Neste contexto, era evidente que o setor financeiro sul-africano estava em condições de contribuir para essa situação por meio da criação interna de normas de práticas contextualmente relevantes. O objetivo das mesas redondas foi discutir o conteúdo dessas normas; como elas se aplicam no trabalho do setor financeiro sul-africano; a utilização dessas normas dentro de um contexto comercial; e o papel que idealmente o setor financeiro deve desempenhar para respeitar os direitos humanos na África do Sul, bem como na África como um todo. Essa discussão ocorreu dentro do âmbito da mitigação de riscos, utilizando uma abordagem baseada nos direitos humanos.

Bonita Meyersfeld, coautora deste artigo, coordenou duas mesas redondas em parceria com organizações locais e internacionais. Esses encontros reuniram especialistas e representantes de bancos, do setor privado, da academia, do setor público e autoridades governamentais e reguladoras. As discussões foram estruturadas em torno do que os bancos precisam fazer, em termos reais e práticos, para cumprir com as normas internacionais e nacionais de direitos humanos e, de modo mais significativo, o que eles são capazes de fazer, dadas as restrições regulatórias nas quais eles operam. Quatro temas emergiram.

3.2. Quatro temas

‪O primeiro tema focou nas obrigações pré-contratuais dos bancos com relação à avaliação de direitos humanos. O segundo considerou a medida na qual um banco possui responsabilidades pela promoção e proteção dos direitos humanos durante a duração de um projeto (as obrigações contratuais dos bancos). O terceiro tema se referia às responsabilidades dos bancos sul-africanos na observância aos direitos humanos nos projetos fora da África do Sul. A última área enfocou as consequências do incumprimento dos mutuários com as normas nacionais, regionais e internacionais de direitos humanos.

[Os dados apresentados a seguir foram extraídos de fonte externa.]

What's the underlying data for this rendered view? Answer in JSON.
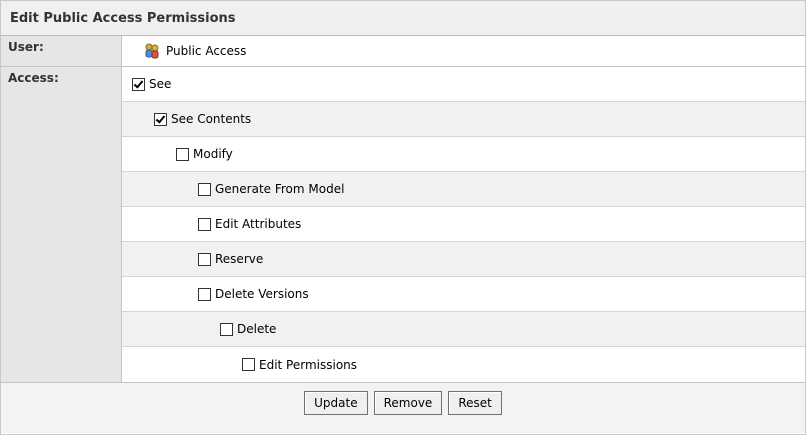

3.2.1. As obrigações pré-contratuais dos bancos

O processo de consulta pré-contratual – também conhecido como devida diligência – é uma fase essencial para determinar se um projeto proposto terá consequências sociais, econômicas ou ambientais nocivas. As seguintes questões práticas são obstáculos em potencial para a avaliação pré-contratual das normas de direitos humanos em um projeto: (i) falta de consulta da comunidade; (ii) falta de transparência, especialmente como resultado da mercantilização da informação corporativa; (iii) a questão de quem do banco leva a cabo a devida diligência e aos custos de quem; e (iv) a obrigação de determinar quais fatores são levados em conta na avaliação da eficácia e do impacto do projeto proposto, e quando esta avaliação deve ocorrer.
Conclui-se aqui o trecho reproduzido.